Genesis Accident Report Released

On the morning of September 8, 2004, NASA scientists were elated. Their Genesis spacecraft had traveled 32 million kilometers (20 million miles), and was loaded up with precious samples of the solar wind and interstellar particles. But as the spacecraft hurtled through the Earth’s atmosphere, it quickly became clear something was very wrong. Instead of floating gently down to Earth on its parachutes, Genesis cratered into the ground at high speed, and its fragile cargo suffered devastating damage. What went wrong? A special Mishap Board released their findings today.

On September 10, 2004, two days after Genesis smashed into the Utah desert, NASA established a Type A Mishap Investigation Board to determine the root cause of the accident, and help learn lessons for the future.

The board released its Mishap Investigation Board Report (Volume 1) as a 231-page PDF document on the Internet today. This hefty volume explains the root problem, and all of the quality assurance steps that failed to catch it.

As Genesis returned through the Earth’s atmosphere, special G-switch sensors were supposed to detect the tremendous forces of deceleration. When the spacecraft experienced 3 Gs of gravity (3 times the force of gravity), a plunger was supposed to touch an electrical contact, closing a circuit and arming the parachute sequence. As the spacecraft’s deceleration decreased, the plunger would move back up again, breaking the circuit and starting the sequence to deploy the drogue and then main parachutes.
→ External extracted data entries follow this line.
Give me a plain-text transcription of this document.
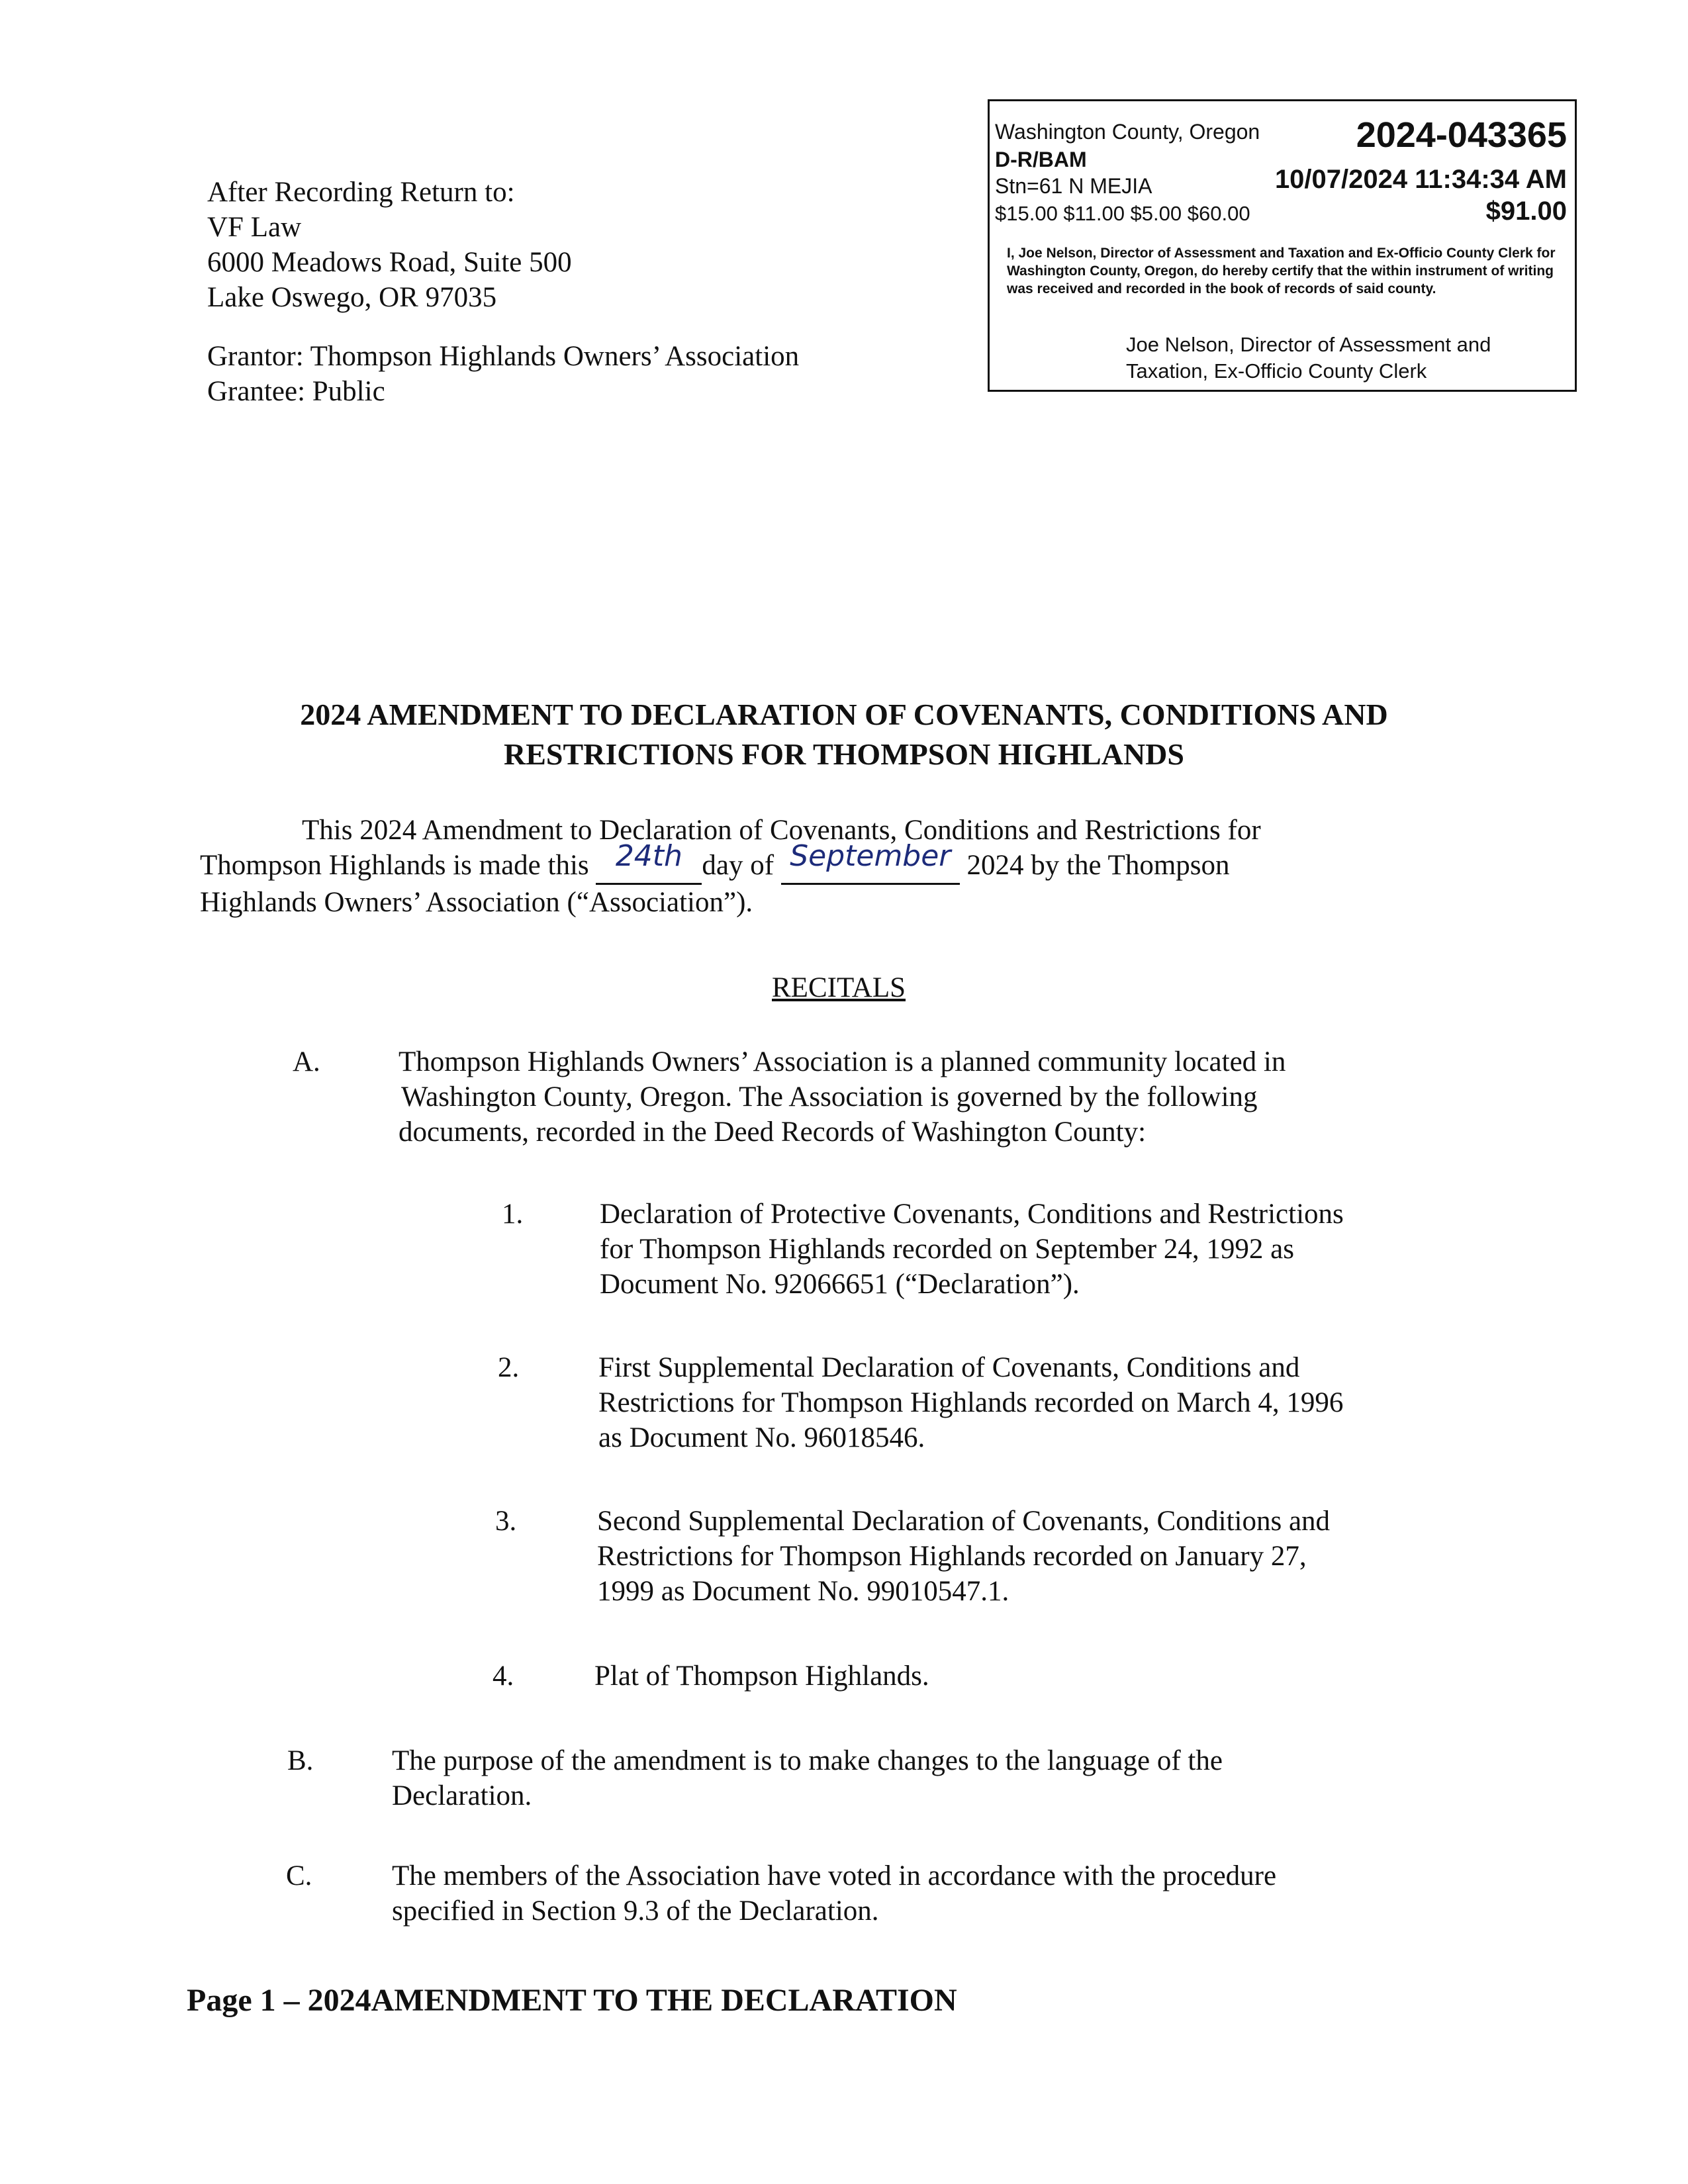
After Recording Return to:
VF Law
6000 Meadows Road, Suite 500
Lake Oswego, OR 97035
Grantor: Thompson Highlands Owners’ Association
Grantee: Public
Washington County, Oregon	2024-043365
D-R/BAM
Stn=61 N MEJIA	10/07/2024 11:34:34 AM
$15.00 $11.00 $5.00 $60.00	$91.00
I, Joe Nelson, Director of Assessment and Taxation and Ex-Officio County Clerk for Washington County, Oregon, do hereby certify that the within instrument of writing was received and recorded in the book of records of said county.
Joe Nelson, Director of Assessment and
Taxation, Ex-Officio County Clerk
2024 AMENDMENT TO DECLARATION OF COVENANTS, CONDITIONS AND
RESTRICTIONS FOR THOMPSON HIGHLANDS
This 2024 Amendment to Declaration of Covenants, Conditions and Restrictions for
Thompson Highlands is made this 24th day of September 2024 by the Thompson
Highlands Owners’ Association (“Association”).
RECITALS
A.	Thompson Highlands Owners’ Association is a planned community located in
Washington County, Oregon. The Association is governed by the following
documents, recorded in the Deed Records of Washington County:
1.	Declaration of Protective Covenants, Conditions and Restrictions
for Thompson Highlands recorded on September 24, 1992 as
Document No. 92066651 (“Declaration”).
2.	First Supplemental Declaration of Covenants, Conditions and
Restrictions for Thompson Highlands recorded on March 4, 1996
as Document No. 96018546.
3.	Second Supplemental Declaration of Covenants, Conditions and
Restrictions for Thompson Highlands recorded on January 27,
1999 as Document No. 99010547.1.
4.	Plat of Thompson Highlands.
B.	The purpose of the amendment is to make changes to the language of the
Declaration.
C.	The members of the Association have voted in accordance with the procedure
specified in Section 9.3 of the Declaration.
Page 1 – 2024AMENDMENT TO THE DECLARATION
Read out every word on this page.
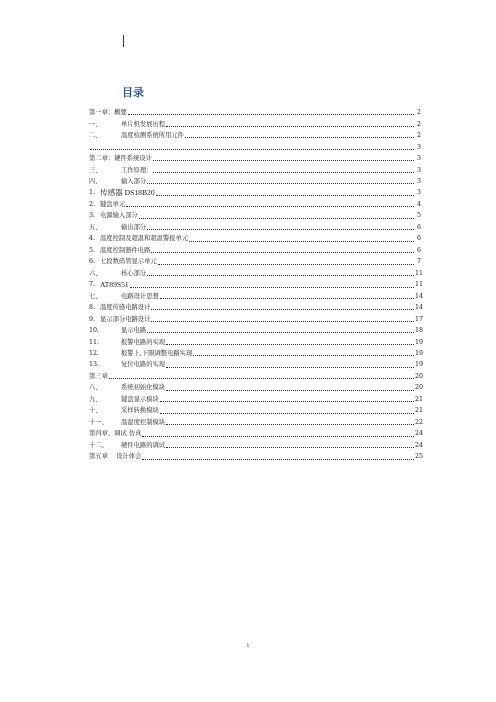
目录
第一章：概要	2
一、	单片机发展历程	2
二、	温度检测系统所用元件	2
3
第二章：硬件系统设计	3
三、	工作原理：	3
四、	输入部分	3
1. 传感器 DS18B20	3
2. 键盘单元	4
3. 电源输入部分	5
五、	输出部分	6
4. 温度控制及超温和超温警报单元	6
5. 温度控制器件电路	6
6. 七段数码管显示单元	7
六、	核心部分	11
7. AT89S51	11
七、	电路设计思想	14
8. 温度传感电路设计	14
9. 显示部分电路设计	17
10.	显示电路	18
11.	报警电路的实现	19
12.	报警上,下限调整电路实现	19
13.	复位电路的实现	19
第三章	20
八、	系统初始化模块	20
九、	键盘显示模块	21
十、	采样转换模块	21
十一、	温湿度控制模块	22
第四章、调试 仿真	24
十二、	硬件电路的调试	24
第五章　 设计体会	25
1
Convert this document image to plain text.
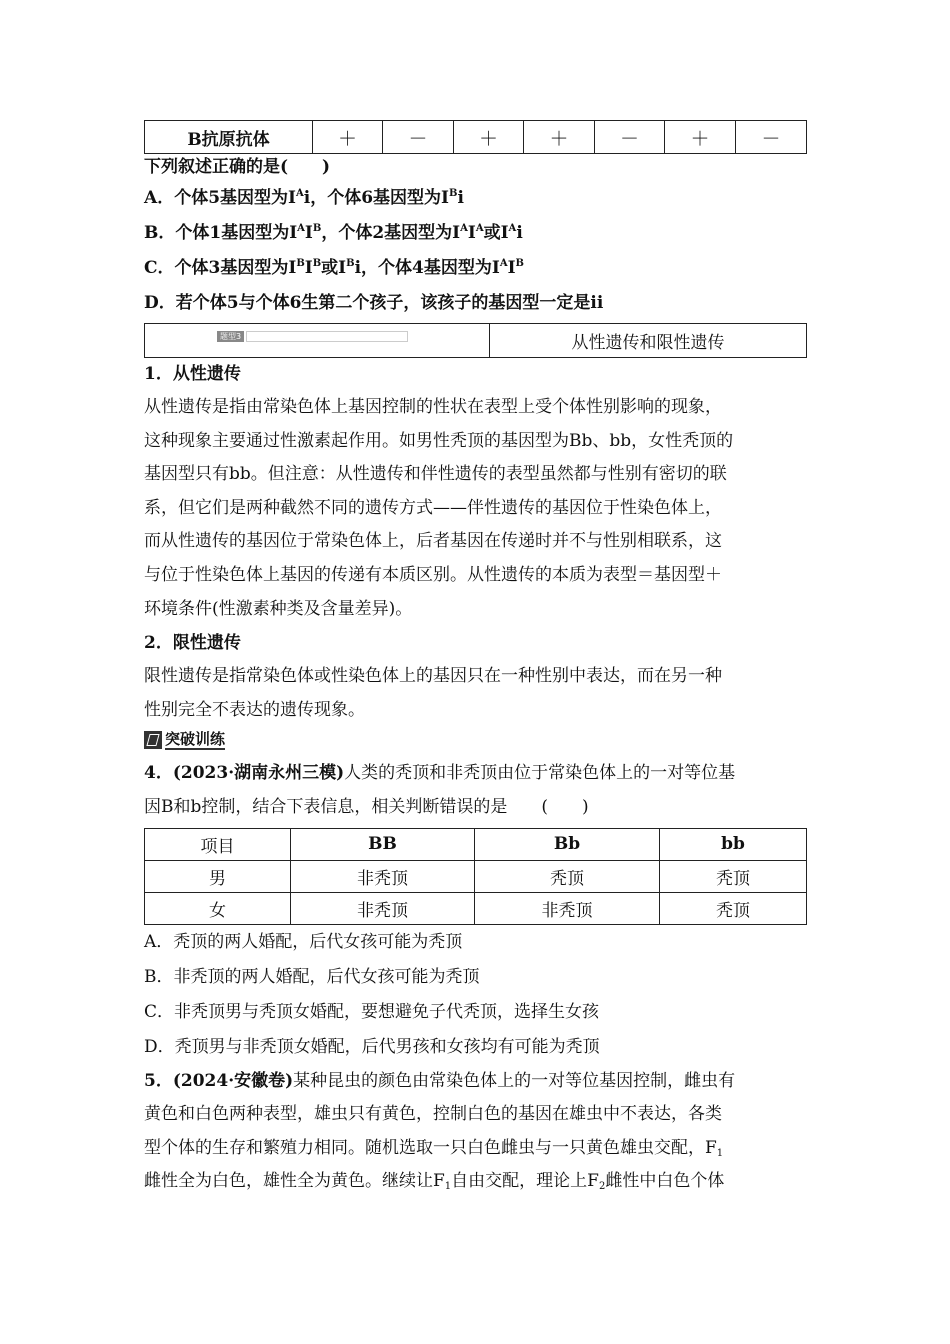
B抗原抗体	＋	－	＋	＋	－	＋	－
下列叙述正确的是(　　)
A．个体5基因型为$I^Ai$，个体6基因型为$I^Bi$
B．个体1基因型为$I^AI^B$，个体2基因型为$I^AI^A$或$I^Ai$
C．个体3基因型为$I^BI^B$或$I^Bi$，个体4基因型为$I^AI^B$
D．若个体5与个体6生第二个孩子，该孩子的基因型一定是ii
题型3	从性遗传和限性遗传
1．从性遗传
从性遗传是指由常染色体上基因控制的性状在表型上受个体性别影响的现象，
这种现象主要通过性激素起作用。如男性秃顶的基因型为Bb、bb，女性秃顶的
基因型只有bb。但注意：从性遗传和伴性遗传的表型虽然都与性别有密切的联
系，但它们是两种截然不同的遗传方式——伴性遗传的基因位于性染色体上，
而从性遗传的基因位于常染色体上，后者基因在传递时并不与性别相联系，这
与位于性染色体上基因的传递有本质区别。从性遗传的本质为表型＝基因型＋
环境条件(性激素种类及含量差异)。
2．限性遗传
限性遗传是指常染色体或性染色体上的基因只在一种性别中表达，而在另一种
性别完全不表达的遗传现象。
突破训练
4．(2023·湖南永州三模)人类的秃顶和非秃顶由位于常染色体上的一对等位基
因B和b控制，结合下表信息，相关判断错误的是　　(　　)
项目	BB	Bb	bb
男	非秃顶	秃顶	秃顶
女	非秃顶	非秃顶	秃顶
A．秃顶的两人婚配，后代女孩可能为秃顶
B．非秃顶的两人婚配，后代女孩可能为秃顶
C．非秃顶男与秃顶女婚配，要想避免子代秃顶，选择生女孩
D．秃顶男与非秃顶女婚配，后代男孩和女孩均有可能为秃顶
5．(2024·安徽卷)某种昆虫的颜色由常染色体上的一对等位基因控制，雌虫有
黄色和白色两种表型，雄虫只有黄色，控制白色的基因在雄虫中不表达，各类
型个体的生存和繁殖力相同。随机选取一只白色雌虫与一只黄色雄虫交配，$F_1$
雌性全为白色，雄性全为黄色。继续让$F_1$自由交配，理论上$F_2$雌性中白色个体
This didn’t happen. Genesis’ parachutes never opened.

The investigation team looked into several possibilities:
– avionics systems failures
– electrical power system failures
– electrical harness/connectors failures; and
– drogue system failures.

In the end they concluded that the G-switch sensors had accidentally been installed upside down in the spacecraft, preventing them from detecting the deceleration and starting the parachute sequence.. Furthermore, this error wasn’t caught by several oversight processes.

A centrifuge test was originally planned to actually test the G-switches, but it was canceled. Another test made sure the G-switches were working, but it didn’t check their orientation.

The report states that engineers were aware of the need to test the switch orientation, but decided to test them as part of a later phase.

The only documentation indicating that Genesis Project Management or Systems Engineering had been informed of a centrifuge test deletion was a single bullet presented at two management reviews that read, “SRC AU 3-g test approach validated; moved to unit test; separate test not required.”

Beyond the actual engineering mistake, the Mishap Board put much of the blame on the “Faster, Better, Cheaper” approach to space exploration. The size of the Genesis team had been reduced to minimize costs – they just didn’t have the time or resources to give the project the care and attention to detail that it required.

Amazingly, engineers were able to recover large portions of Genesis’ sample trays from its smashed wreckage, and scientists from around the world are hard at work studying the tiny pieces of solar wind and interstellar dust. Working parachutes would have made everyone’s job easier.